The conductive paths inside an IC are really small, so it doesn't take much energy through them to vaporize them.¹

There are millions of such paths inside the ICs of an Arduino, and it only takes damage to one of them to break the device. It is possible that you could get lucky and break some feature that you aren't using, but this is not a good gamble to take.

Can I really destroy something simple like an Arduino module if I touch it?

What makes you think an Arduino is "simple?" Microcontrollers are among the most complex and delicate objects humans make. Fabergé eggs are simple and durable by comparison.

How does this happen?

It happens the same way you get a discharge when touching a doorknob. Whenever the path through the device is a better path for the electricity than leaking away through your shoes and the air, it will take that path.

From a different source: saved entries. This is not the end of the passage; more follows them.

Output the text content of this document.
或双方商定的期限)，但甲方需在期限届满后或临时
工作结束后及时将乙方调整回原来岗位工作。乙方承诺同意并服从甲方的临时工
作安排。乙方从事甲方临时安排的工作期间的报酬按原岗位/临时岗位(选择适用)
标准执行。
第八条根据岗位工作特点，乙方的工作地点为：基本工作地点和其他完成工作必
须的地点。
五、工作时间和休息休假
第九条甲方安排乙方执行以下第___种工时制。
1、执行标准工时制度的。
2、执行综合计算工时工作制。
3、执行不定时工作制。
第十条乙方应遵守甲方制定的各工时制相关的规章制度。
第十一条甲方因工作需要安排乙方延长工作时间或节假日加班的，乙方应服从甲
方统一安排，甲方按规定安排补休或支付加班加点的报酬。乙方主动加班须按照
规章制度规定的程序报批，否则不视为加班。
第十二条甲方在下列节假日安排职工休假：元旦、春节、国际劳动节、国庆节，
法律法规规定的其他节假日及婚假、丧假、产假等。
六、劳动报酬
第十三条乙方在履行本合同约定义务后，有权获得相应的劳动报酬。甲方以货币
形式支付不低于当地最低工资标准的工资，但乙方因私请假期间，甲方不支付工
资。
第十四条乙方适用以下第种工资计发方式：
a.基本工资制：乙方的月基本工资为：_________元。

Generally, the device is a good path because it is plugged into a power source, which means there's a ground path, which is a low-impedance path to a much lower voltage potential.

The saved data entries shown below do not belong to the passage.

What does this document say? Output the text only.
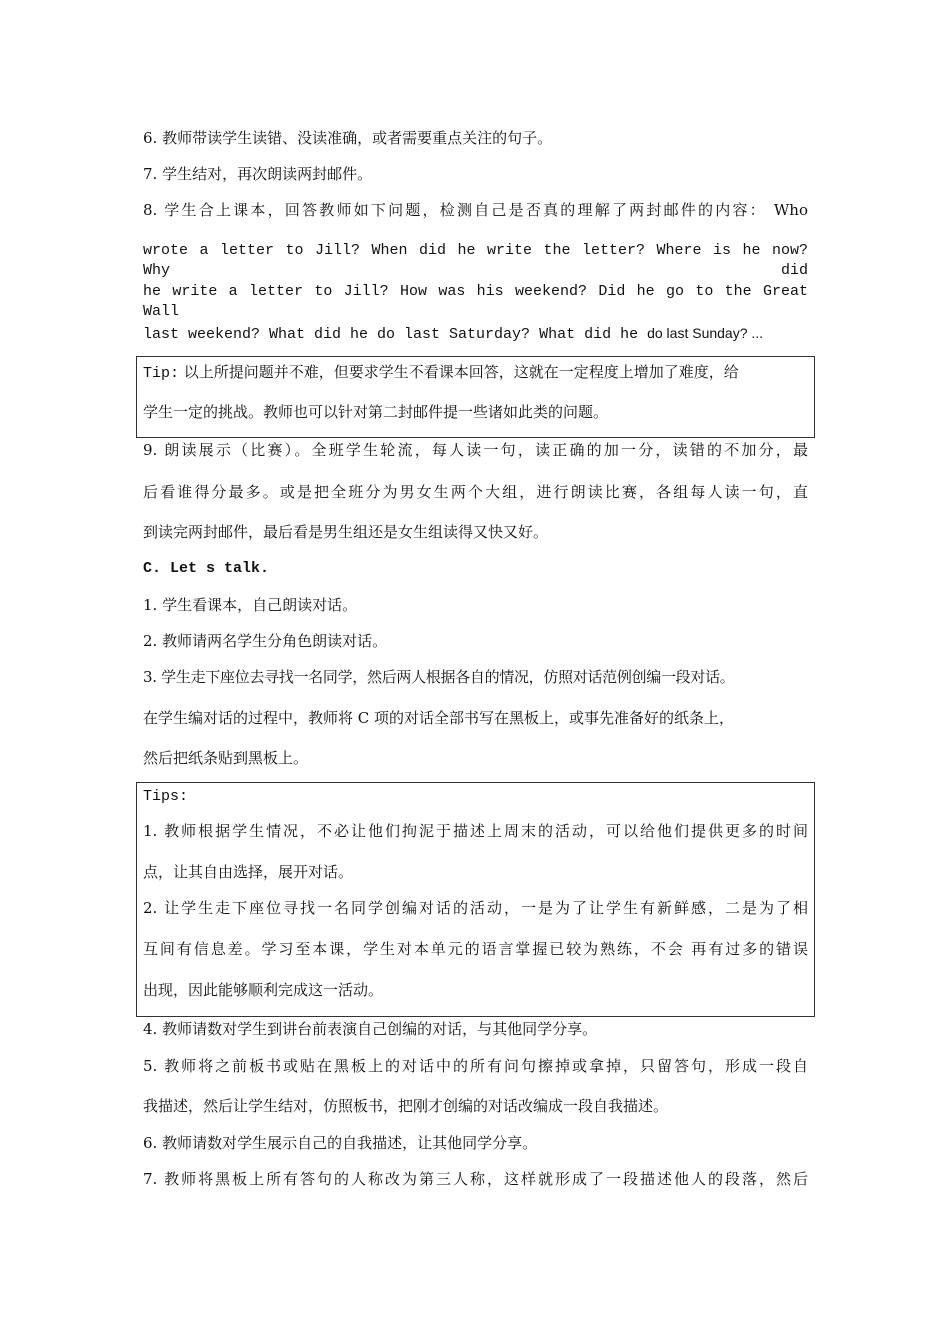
6. 教师带读学生读错、没读准确，或者需要重点关注的句子。
7. 学生结对，再次朗读两封邮件。
8. 学生合上课本，回答教师如下问题，检测自己是否真的理解了两封邮件的内容： Who
wrote a letter to Jill? When did he write the letter? Where is he now? Why did
he write a letter to Jill? How was his weekend? Did he go to the Great Wall
last weekend? What did he do last Saturday? What did he do last Sunday? ...
Tip: 以上所提问题并不难，但要求学生不看课本回答，这就在一定程度上增加了难度，给
学生一定的挑战。教师也可以针对第二封邮件提一些诸如此类的问题。
9. 朗读展示（比赛）。全班学生轮流，每人读一句，读正确的加一分，读错的不加分，最
后看谁得分最多。或是把全班分为男女生两个大组，进行朗读比赛，各组每人读一句，直
到读完两封邮件，最后看是男生组还是女生组读得又快又好。
C. Let s talk.
1. 学生看课本，自己朗读对话。
2. 教师请两名学生分角色朗读对话。
3. 学生走下座位去寻找一名同学，然后两人根据各自的情况，仿照对话范例创编一段对话。
在学生编对话的过程中，教师将 C 项的对话全部书写在黑板上，或事先准备好的纸条上，
然后把纸条贴到黑板上。
Tips:
1. 教师根据学生情况，不必让他们拘泥于描述上周末的活动，可以给他们提供更多的时间
点，让其自由选择，展开对话。
2. 让学生走下座位寻找一名同学创编对话的活动，一是为了让学生有新鲜感，二是为了相
互间有信息差。学习至本课，学生对本单元的语言掌握已较为熟练，不会 再有过多的错误
出现，因此能够顺利完成这一活动。
4. 教师请数对学生到讲台前表演自己创编的对话，与其他同学分享。
5. 教师将之前板书或贴在黑板上的对话中的所有问句擦掉或拿掉，只留答句，形成一段自
我描述，然后让学生结对，仿照板书，把刚才创编的对话改编成一段自我描述。
6. 教师请数对学生展示自己的自我描述，让其他同学分享。
7. 教师将黑板上所有答句的人称改为第三人称，这样就形成了一段描述他人的段落，然后
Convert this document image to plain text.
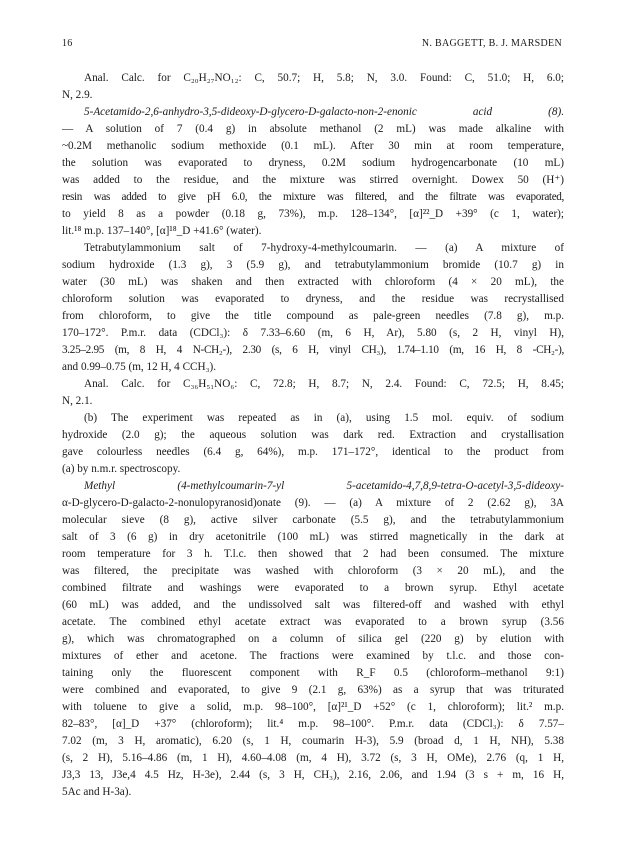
16	N. BAGGETT, B. J. MARSDEN
Anal. Calc. for C₂₀H₂₇NO₁₂: C, 50.7; H, 5.8; N, 3.0. Found: C, 51.0; H, 6.0;
N, 2.9.
5-Acetamido-2,6-anhydro-3,5-dideoxy-D-glycero-D-galacto-non-2-enonic acid (8).
— A solution of 7 (0.4 g) in absolute methanol (2 mL) was made alkaline with
~0.2M methanolic sodium methoxide (0.1 mL). After 30 min at room temperature,
the solution was evaporated to dryness, 0.2M sodium hydrogencarbonate (10 mL)
was added to the residue, and the mixture was stirred overnight. Dowex 50 (H⁺)
resin was added to give pH 6.0, the mixture was filtered, and the filtrate was evaporated,
to yield 8 as a powder (0.18 g, 73%), m.p. 128–134°, [α]²²_D +39° (c 1, water);
lit.¹⁸ m.p. 137–140°, [α]¹⁸_D +41.6° (water).
Tetrabutylammonium salt of 7-hydroxy-4-methylcoumarin. — (a) A mixture of
sodium hydroxide (1.3 g), 3 (5.9 g), and tetrabutylammonium bromide (10.7 g) in
water (30 mL) was shaken and then extracted with chloroform (4 × 20 mL), the
chloroform solution was evaporated to dryness, and the residue was recrystallised
from chloroform, to give the title compound as pale-green needles (7.8 g), m.p.
170–172°. P.m.r. data (CDCl₃): δ 7.33–6.60 (m, 6 H, Ar), 5.80 (s, 2 H, vinyl H),
3.25–2.95 (m, 8 H, 4 N-CH₂-), 2.30 (s, 6 H, vinyl CH₃), 1.74–1.10 (m, 16 H, 8 -CH₂-),
and 0.99–0.75 (m, 12 H, 4 CCH₃).
Anal. Calc. for C₃₆H₅₁NO₆: C, 72.8; H, 8.7; N, 2.4. Found: C, 72.5; H, 8.45;
N, 2.1.
(b) The experiment was repeated as in (a), using 1.5 mol. equiv. of sodium
hydroxide (2.0 g); the aqueous solution was dark red. Extraction and crystallisation
gave colourless needles (6.4 g, 64%), m.p. 171–172°, identical to the product from
(a) by n.m.r. spectroscopy.
Methyl (4-methylcoumarin-7-yl 5-acetamido-4,7,8,9-tetra-O-acetyl-3,5-dideoxy-
α-D-glycero-D-galacto-2-nonulopyranosid)onate (9). — (a) A mixture of 2 (2.62 g), 3A
molecular sieve (8 g), active silver carbonate (5.5 g), and the tetrabutylammonium
salt of 3 (6 g) in dry acetonitrile (100 mL) was stirred magnetically in the dark at
room temperature for 3 h. T.l.c. then showed that 2 had been consumed. The mixture
was filtered, the precipitate was washed with chloroform (3 × 20 mL), and the
combined filtrate and washings were evaporated to a brown syrup. Ethyl acetate
(60 mL) was added, and the undissolved salt was filtered-off and washed with ethyl
acetate. The combined ethyl acetate extract was evaporated to a brown syrup (3.56
g), which was chromatographed on a column of silica gel (220 g) by elution with
mixtures of ether and acetone. The fractions were examined by t.l.c. and those con-
taining only the fluorescent component with R_F 0.5 (chloroform–methanol 9:1)
were combined and evaporated, to give 9 (2.1 g, 63%) as a syrup that was triturated
with toluene to give a solid, m.p. 98–100°, [α]²¹_D +52° (c 1, chloroform); lit.² m.p.
82–83°, [α]_D +37° (chloroform); lit.⁴ m.p. 98–100°. P.m.r. data (CDCl₃): δ 7.57–
7.02 (m, 3 H, aromatic), 6.20 (s, 1 H, coumarin H-3), 5.9 (broad d, 1 H, NH), 5.38
(s, 2 H), 5.16–4.86 (m, 1 H), 4.60–4.08 (m, 4 H), 3.72 (s, 3 H, OMe), 2.76 (q, 1 H,
J3,3 13, J3e,4 4.5 Hz, H-3e), 2.44 (s, 3 H, CH₃), 2.16, 2.06, and 1.94 (3 s + m, 16 H,
5Ac and H-3a).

Some of an Arduino's input pins will be protected against static discharge, but probably not all. Even those that are protected can be killed with enough hits. Protection doesn't make a pin invulnerable, it just allows it to withstand a certain amount of ESD energy. Like any armor, hit it enough times with enough energy, and you can break through.

This is not to say that unplugging the device is a good solution to the problem, however. For one thing, it defeats much of the protection built into the device, because some of it works by shunting the dangerous energies to ground. When you unplug the device, you remove that path, so now the electricity is forced to take a different path through the device, one without this protection. An unplugged device still has other conductive paths that lead to a lower voltage potential. Consider that humans and shoes are poor conductors, yet we manage to get static buildups, and can be electrocuted.

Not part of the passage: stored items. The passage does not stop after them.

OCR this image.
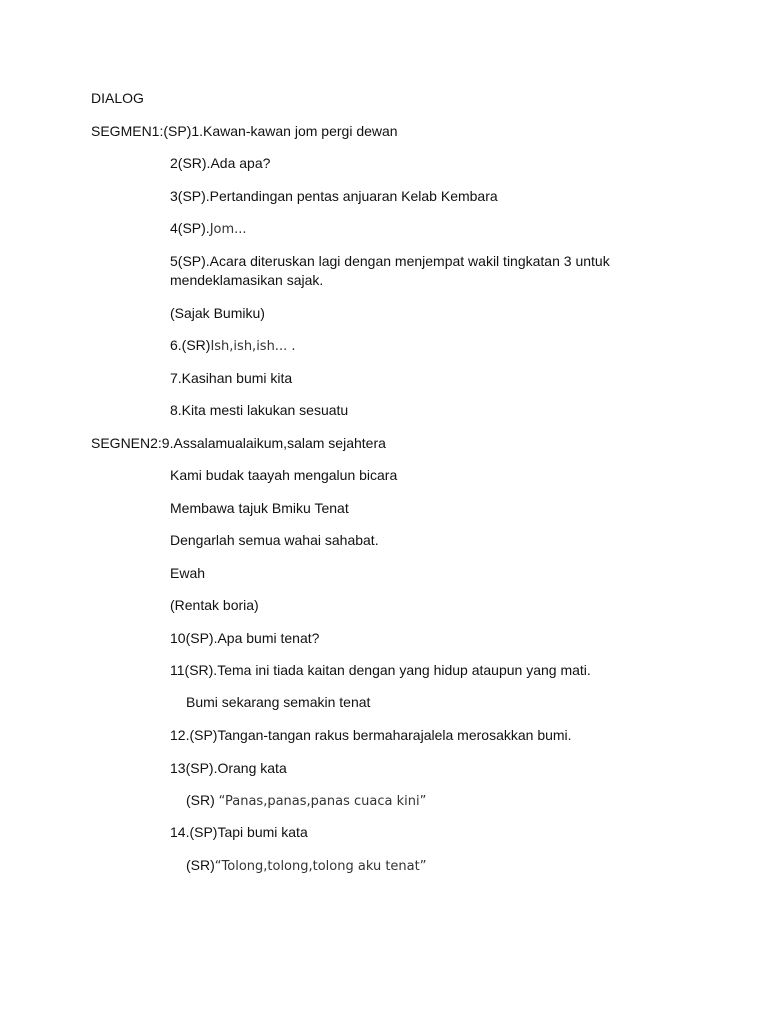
DIALOG
SEGMEN1:(SP)1.Kawan-kawan jom pergi dewan
2(SR).Ada apa?
3(SP).Pertandingan pentas anjuaran Kelab Kembara
4(SP).Jom...
5(SP).Acara diteruskan lagi dengan menjempat wakil tingkatan 3 untuk
mendeklamasikan sajak.
(Sajak Bumiku)
6.(SR)Ish,ish,ish... .
7.Kasihan bumi kita
8.Kita mesti lakukan sesuatu
SEGNEN2:9.Assalamualaikum,salam sejahtera
Kami budak taayah mengalun bicara
Membawa tajuk Bmiku Tenat
Dengarlah semua wahai sahabat.
Ewah
(Rentak boria)
10(SP).Apa bumi tenat?
11(SR).Tema ini tiada kaitan dengan yang hidup ataupun yang mati.
Bumi sekarang semakin tenat
12.(SP)Tangan-tangan rakus bermaharajalela merosakkan bumi.
13(SP).Orang kata
(SR) “Panas,panas,panas cuaca kini”
14.(SP)Tapi bumi kata
(SR)“Tolong,tolong,tolong aku tenat”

Anything more I should know?

Go to a good electronics tool shop and look at all the antistatic products available. They're made for a good reason. Buy some. Use them. :)


Footnotes:

  1. The sort of static discharges you feel when touching a doorknob range between 5 kV and 15 kV depending on several factors;² the peak current can be 1 A. The static electricity is equalized in about a microsecond and doesn't pass through your heart, so it is merely annoying to a human but potentially fatal to a semiconductor gate.

    The human body can also charge to less than 5 kV before discharging. There is a range where there is still enough energy in the discharge to damage a sensitive IC, but where the energy is too low for your nerves to sense it.

  2. Dry air allows the human body to store more charge because it leaks away slower than in moist air, so that the energy in a static discharge generally gets higher in winter. Your shoe type also affects the amount of energy you can deliver in a static discharge, as does the carpet. Then you have effects like how moist your skin is, whether your fingers are callused, etc.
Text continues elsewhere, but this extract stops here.